Federal and local governments are well aware of the severe shortage of daycare centers across Brazil. Brazilian President Dilma Rousseff just signed into law a new provision that will use 75% of all oil royalties for concessions granted after 2012 for promoting education. According to the Ministry of Education, the first installment of R$770 million (US$350 million) is expected in the next few months, giving a total of R$19.6 billion (US$8.88 billion) by 2022, or a total of R$112.25 billion (US$50.97 billion) in ten years
In Luziânia seven new crèches are being built with the help of federal funds, while in the Federal District they plan to build 111 education centers (crèches with pre-school) by the end of 2014, which will cater for children aged 0 to 5 years. According to the Education Secretariat, 46 units have already had their construction bids completed, and 37 are undergoing construction. There are 7,851 students enrolled in the seven public crèches of the Federal District (from 0-3 years of age), and 33,498 students, aged 4 to 5, enrolled in pre-school.
Increasingly in many parts of Brazil, parents of young children who cannot get them enrolled in public crèches, and who cannot afford private daycare, are being forced to sue the public authorities in court in order to get a place. (Click here to see a UOL slideshow of parents that won places in crèches for their children after suing the authorities.) But often, even if they do get a court ruling in their favor, some parents still cannot get their children enrolled because of the severe shortage of places.
Public prosecutors have also resorted to fining cities that have not significantly shortened the huge waiting lists for places in public daycare centers. The city of Registro, in the state of São Paulo, was recently fined a record R$170 million (US$77 million) for not shortening its waiting list. The fine was bigger than the city’s budget for education for a whole year which comes to R$105 million (US$47.52 million).

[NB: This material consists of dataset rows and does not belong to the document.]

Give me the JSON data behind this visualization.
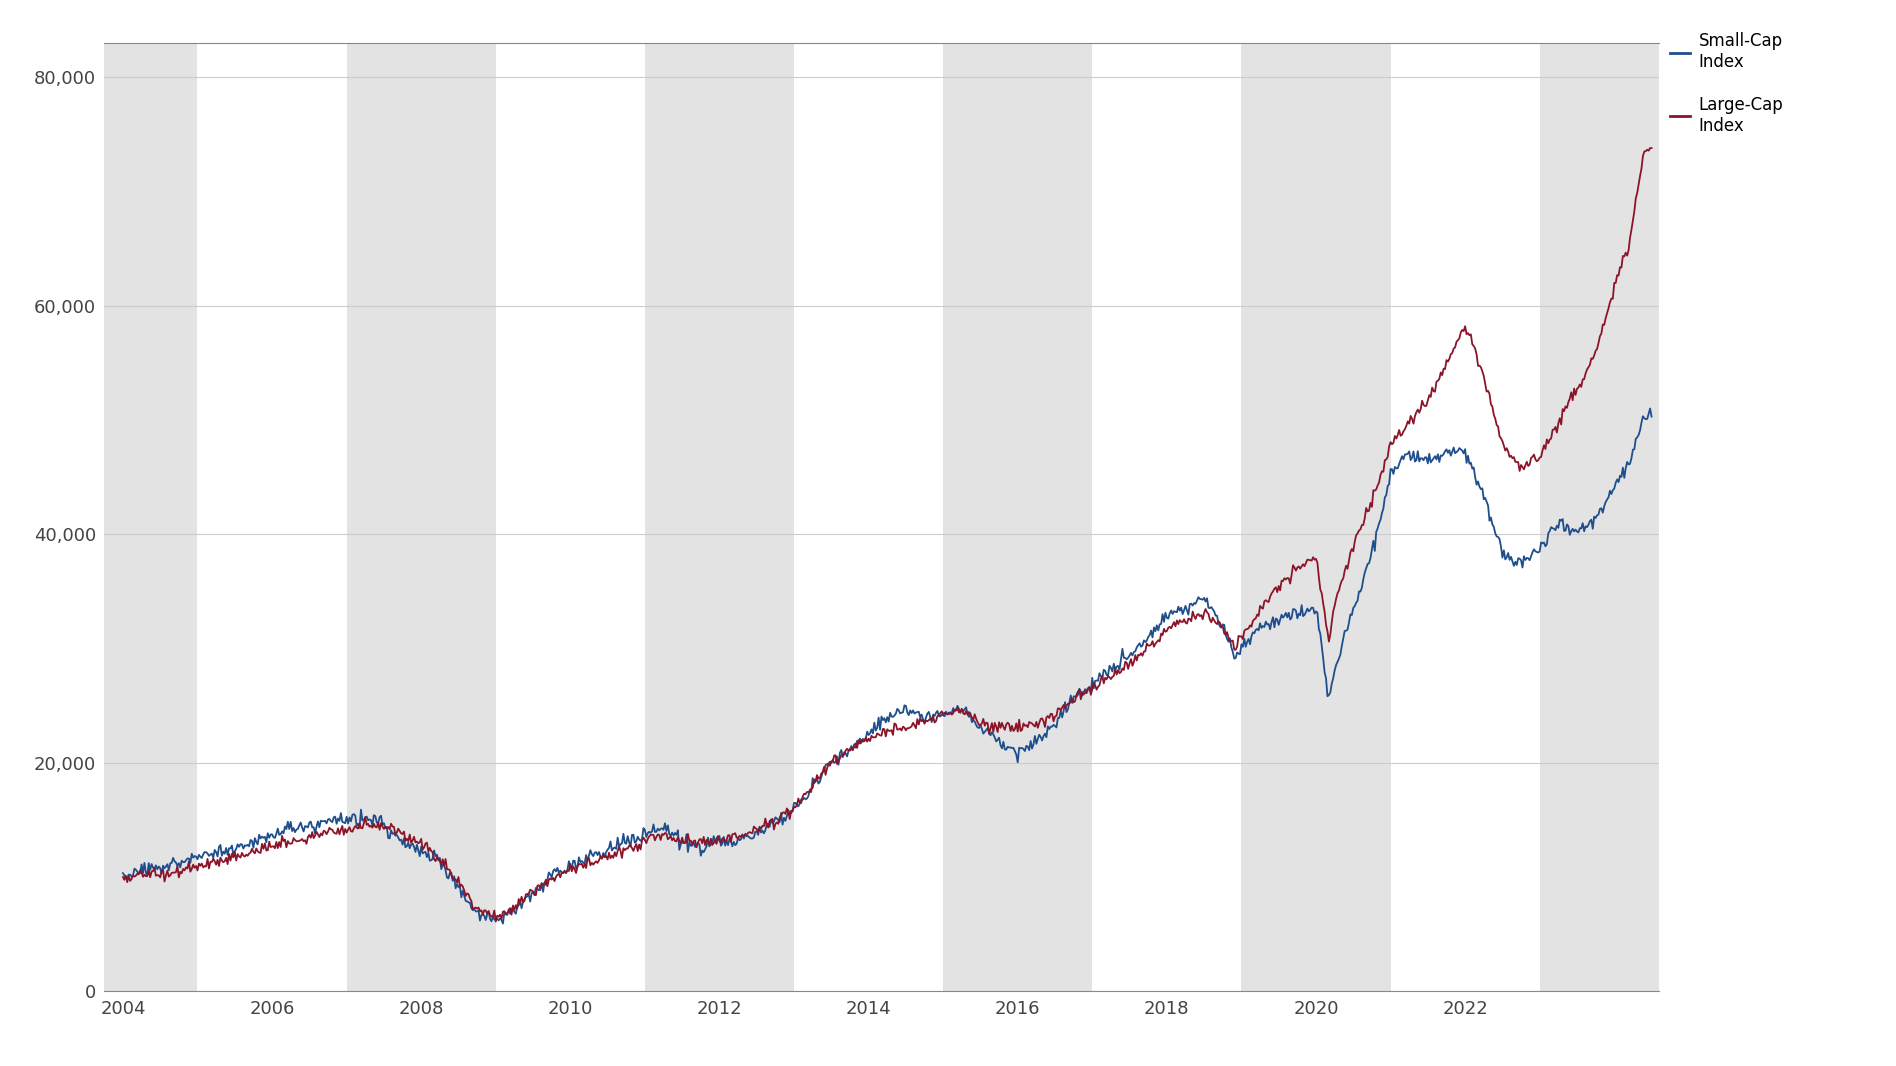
{
  "background_color": "#ffffff",
  "plot_bg_color": "#ffffff",
  "shaded_regions_color": "#e3e3e3",
  "small_cap_color": "#1f4e8c",
  "large_cap_color": "#8b1428",
  "small_cap_label": "Small-Cap\nIndex",
  "large_cap_label": "Large-Cap\nIndex",
  "ylim": [
    0,
    83000
  ],
  "yticks": [
    0,
    20000,
    40000,
    60000,
    80000
  ],
  "ytick_labels": [
    "0",
    "20,000",
    "40,000",
    "60,000",
    "80,000"
  ],
  "xlim_start": 2003.75,
  "xlim_end": 2024.6,
  "xticks": [
    2004,
    2006,
    2008,
    2010,
    2012,
    2014,
    2016,
    2018,
    2020,
    2022
  ],
  "shaded_bands": [
    [
      2003.75,
      2005.0
    ],
    [
      2007.0,
      2009.0
    ],
    [
      2011.0,
      2013.0
    ],
    [
      2015.0,
      2017.0
    ],
    [
      2019.0,
      2021.0
    ],
    [
      2023.0,
      2024.6
    ]
  ],
  "line_width": 1.3
}
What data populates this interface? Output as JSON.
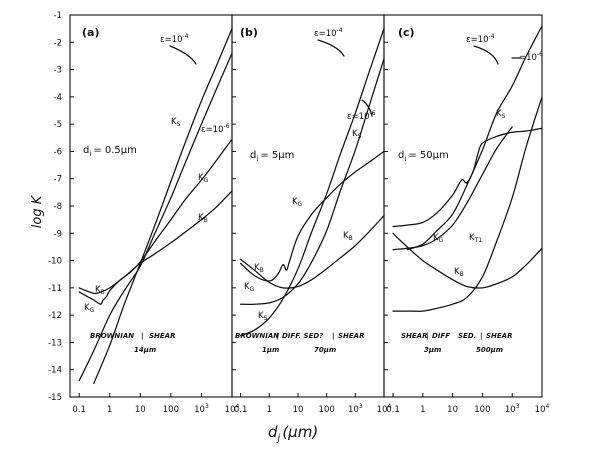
{
  "colors": {
    "ink": "#111111",
    "paper": "#ffffff"
  },
  "y_axis": {
    "label": "log K",
    "ticks": [
      "-1",
      "-2",
      "-3",
      "-4",
      "-5",
      "-6",
      "-7",
      "-8",
      "-9",
      "-10",
      "-11",
      "-12",
      "-13",
      "-14",
      "-15"
    ],
    "ylim": [
      -15,
      -1
    ]
  },
  "x_axis": {
    "label": "d_j (μm)",
    "label_main": "d",
    "label_sub": "j",
    "label_unit": "(μm)"
  },
  "chart_data": [
    {
      "type": "line",
      "panel": "(a)",
      "note": "d_i = 0.5 μm",
      "xlabel": "d_j (μm)",
      "ylabel": "log K",
      "xscale": "log",
      "xlim": [
        0.05,
        10000
      ],
      "ylim": [
        -15,
        -1
      ],
      "x_tick_labels": [
        "0.1",
        "1",
        "10",
        "100",
        "10^3",
        "10^4"
      ],
      "annotations": [
        "ε = 10^-4",
        "ε = 10^-6"
      ],
      "regime_labels": [
        "BROWNIAN",
        "SHEAR",
        "14μm"
      ],
      "series": [
        {
          "name": "K_B",
          "x": [
            0.1,
            0.3,
            0.5,
            1,
            3,
            10,
            30,
            100,
            300,
            1000,
            3000,
            10000
          ],
          "y": [
            -11.0,
            -11.2,
            -11.15,
            -11.0,
            -10.6,
            -10.1,
            -9.75,
            -9.35,
            -8.95,
            -8.5,
            -8.05,
            -7.45
          ]
        },
        {
          "name": "K_G",
          "x": [
            0.1,
            0.3,
            0.5,
            0.6,
            0.8,
            1,
            2,
            5,
            10,
            30,
            100,
            300,
            1000,
            3000,
            10000
          ],
          "y": [
            -11.15,
            -11.45,
            -11.6,
            -11.45,
            -11.3,
            -11.1,
            -10.75,
            -10.4,
            -10.05,
            -9.3,
            -8.5,
            -7.75,
            -7.05,
            -6.35,
            -5.55
          ]
        },
        {
          "name": "K_S (ε = 10^-4)",
          "x": [
            0.3,
            1,
            3,
            10,
            30,
            100,
            300,
            1000,
            3000,
            10000
          ],
          "y": [
            -14.5,
            -13.1,
            -11.6,
            -10.1,
            -8.7,
            -7.1,
            -5.65,
            -4.15,
            -2.9,
            -1.5
          ]
        },
        {
          "name": "K_S (ε = 10^-6)",
          "x": [
            0.1,
            0.3,
            1,
            3,
            10,
            30,
            100,
            300,
            1000,
            3000,
            10000
          ],
          "y": [
            -14.4,
            -13.3,
            -12.0,
            -11.1,
            -10.2,
            -9.0,
            -7.7,
            -6.4,
            -5.0,
            -3.75,
            -2.4
          ]
        }
      ]
    },
    {
      "type": "line",
      "panel": "(b)",
      "note": "d_i = 5 μm",
      "xlabel": "d_j (μm)",
      "ylabel": "log K",
      "xscale": "log",
      "xlim": [
        0.05,
        10000
      ],
      "ylim": [
        -15,
        -1
      ],
      "x_tick_labels": [
        "0.1",
        "1",
        "10",
        "100",
        "10^3",
        "10^4"
      ],
      "annotations": [
        "ε = 10^-4",
        "ε = 10^-6"
      ],
      "regime_labels": [
        "BROWNIAN",
        "DIFF. SED?",
        "SHEAR",
        "1μm",
        "70μm"
      ],
      "series": [
        {
          "name": "K_B",
          "x": [
            0.1,
            0.3,
            1,
            3,
            10,
            30,
            100,
            300,
            1000,
            3000,
            10000
          ],
          "y": [
            -9.95,
            -10.35,
            -10.8,
            -11.0,
            -10.95,
            -10.7,
            -10.3,
            -9.9,
            -9.45,
            -8.95,
            -8.35
          ]
        },
        {
          "name": "K_G",
          "x": [
            0.1,
            0.3,
            1,
            2,
            3,
            4,
            5,
            10,
            30,
            100,
            300,
            1000,
            3000,
            10000
          ],
          "y": [
            -10.1,
            -10.55,
            -10.75,
            -10.5,
            -10.15,
            -10.35,
            -10.05,
            -9.1,
            -8.3,
            -7.7,
            -7.2,
            -6.75,
            -6.4,
            -6.0
          ]
        },
        {
          "name": "K_S (ε = 10^-4)",
          "x": [
            0.1,
            0.3,
            1,
            3,
            10,
            30,
            100,
            300,
            1000,
            3000,
            10000
          ],
          "y": [
            -12.75,
            -12.55,
            -12.1,
            -11.4,
            -10.3,
            -8.95,
            -7.55,
            -6.1,
            -4.6,
            -3.1,
            -1.5
          ]
        },
        {
          "name": "K_S (ε = 10^-6)",
          "x": [
            0.1,
            0.3,
            1,
            3,
            10,
            30,
            100,
            300,
            1000,
            3000,
            10000
          ],
          "y": [
            -11.6,
            -11.6,
            -11.55,
            -11.35,
            -10.85,
            -10.05,
            -8.9,
            -7.45,
            -5.95,
            -4.35,
            -2.6
          ]
        }
      ]
    },
    {
      "type": "line",
      "panel": "(c)",
      "note": "d_i = 50 μm",
      "xlabel": "d_j (μm)",
      "ylabel": "log K",
      "xscale": "log",
      "xlim": [
        0.05,
        10000
      ],
      "ylim": [
        -15,
        -1
      ],
      "x_tick_labels": [
        "0.1",
        "1",
        "10",
        "100",
        "10^3",
        "10^4"
      ],
      "annotations": [
        "ε = 10^-4",
        "ε = 10^-6"
      ],
      "regime_labels": [
        "SHEAR",
        "DIFF",
        "SED.",
        "SHEAR",
        "3μm",
        "500μm"
      ],
      "series": [
        {
          "name": "K_B",
          "x": [
            0.1,
            0.3,
            1,
            3,
            10,
            30,
            100,
            300,
            1000,
            3000,
            10000
          ],
          "y": [
            -9.0,
            -9.5,
            -10.0,
            -10.35,
            -10.7,
            -10.95,
            -11.0,
            -10.85,
            -10.6,
            -10.15,
            -9.55
          ]
        },
        {
          "name": "K_G",
          "x": [
            0.1,
            0.3,
            1,
            3,
            10,
            20,
            30,
            50,
            70,
            100,
            300,
            1000,
            3000,
            10000
          ],
          "y": [
            -8.75,
            -8.7,
            -8.6,
            -8.25,
            -7.6,
            -7.05,
            -7.15,
            -6.7,
            -6.1,
            -5.7,
            -5.45,
            -5.3,
            -5.25,
            -5.15
          ]
        },
        {
          "name": "K_T1",
          "x": [
            0.1,
            0.3,
            1,
            3,
            10,
            30,
            100,
            300,
            1000
          ],
          "y": [
            -9.6,
            -9.55,
            -9.45,
            -9.2,
            -8.7,
            -7.9,
            -6.85,
            -5.9,
            -5.1
          ]
        },
        {
          "name": "K_S (ε = 10^-4)",
          "x": [
            0.3,
            1,
            3,
            10,
            30,
            100,
            300,
            1000,
            3000,
            10000
          ],
          "y": [
            -9.6,
            -9.4,
            -8.9,
            -8.3,
            -7.25,
            -5.95,
            -4.6,
            -3.6,
            -2.5,
            -1.4
          ]
        },
        {
          "name": "K_S (ε = 10^-6)",
          "x": [
            0.1,
            0.3,
            1,
            3,
            10,
            30,
            100,
            300,
            1000,
            3000,
            10000
          ],
          "y": [
            -11.85,
            -11.85,
            -11.85,
            -11.75,
            -11.6,
            -11.35,
            -10.6,
            -9.3,
            -7.7,
            -5.8,
            -4.0
          ]
        }
      ]
    }
  ],
  "panel_text": [
    {
      "title": "(a)",
      "d_i": "d",
      "d_sub": "i",
      "d_val": "= 0.5μm",
      "eps1": "ε=10",
      "eps1_exp": "-4",
      "eps2": "ε=10",
      "eps2_exp": "-6",
      "curve_labels": [
        {
          "text": "K",
          "sub": "S"
        },
        {
          "text": "K",
          "sub": "G"
        },
        {
          "text": "K",
          "sub": "B"
        },
        {
          "text": "K",
          "sub": "B"
        },
        {
          "text": "K",
          "sub": "G"
        }
      ],
      "regime": [
        "BROWNIAN",
        "|",
        "SHEAR"
      ],
      "regime_size": [
        "14μm"
      ]
    },
    {
      "title": "(b)",
      "d_i": "d",
      "d_sub": "i",
      "d_val": "= 5μm",
      "eps1": "ε=10",
      "eps1_exp": "-4",
      "eps2": "ε=10",
      "eps2_exp": "-6",
      "curve_labels": [
        {
          "text": "K",
          "sub": "S"
        },
        {
          "text": "K",
          "sub": "G"
        },
        {
          "text": "K",
          "sub": "B"
        },
        {
          "text": "K",
          "sub": "B"
        },
        {
          "text": "K",
          "sub": "G"
        },
        {
          "text": "K",
          "sub": "S"
        }
      ],
      "regime": [
        "BROWNIAN",
        "|",
        "DIFF. SED?",
        "|",
        "SHEAR"
      ],
      "regime_size": [
        "1μm",
        "70μm"
      ]
    },
    {
      "title": "(c)",
      "d_i": "d",
      "d_sub": "i",
      "d_val": "= 50μm",
      "eps1": "ε=10",
      "eps1_exp": "-4",
      "eps2": "=10",
      "eps2_exp": "-6",
      "curve_labels": [
        {
          "text": "K",
          "sub": "S"
        },
        {
          "text": "K",
          "sub": "G"
        },
        {
          "text": "K",
          "sub": "T1"
        },
        {
          "text": "K",
          "sub": "B"
        }
      ],
      "regime": [
        "SHEAR",
        "|",
        "DIFF",
        "SED.",
        "|",
        "SHEAR"
      ],
      "regime_size": [
        "3μm",
        "500μm"
      ]
    }
  ],
  "x_tick_text": [
    "0.1",
    "1",
    "10",
    "100",
    "10",
    "10"
  ],
  "x_tick_exp": [
    "",
    "",
    "",
    "",
    "3",
    "4"
  ]
}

As soon as the city was informed of the fine, they countersued, alleging that even if they paid the debt over 11 years, the repayments of R$15 million (US$6.78 million) a year would paralyze the city. There are currently 536 children on Registro’s waiting list for daycare.
In the capital city of São Paulo, the local governments of various regions have been fined R$200 million (US$90.5 million), which has led public prosecutors to consider allowing that fines be turned into the new classrooms that education authorities would need to build in order to offset the fines.
Public prosecutor João Paulo Faustinoni e Silva told the UOL website that prosecutors are looking at alternatives to fining cities in order to get more daycare centers built. “We study alternatives like blocking or redirecting the budget allocations of cities in order to use this money for building new schools,” he told the site. In some cases, Silva said that prosecutors have asked that money earmarked for advertising be transferred to education.
Some public crèches also keep their students in school from 7 am to 6 pm, serving them breakfast, lunch, dinner and snacks every day to help low-income parents.
It is clear though that these creative and sometimes desperate measures are not enough to ensure that every young child in Brazil gets free daycare. Working parents struggle to make ends meet, and without free daycare centers in which to leave their children while they go out to work, they are subject to incredible stress, both mental and monetary. Federal and state governments need to do much more to accommodate the hundreds of thousands of young Brazilians who deserve a chance to get a good education, even those too young to be in primary school.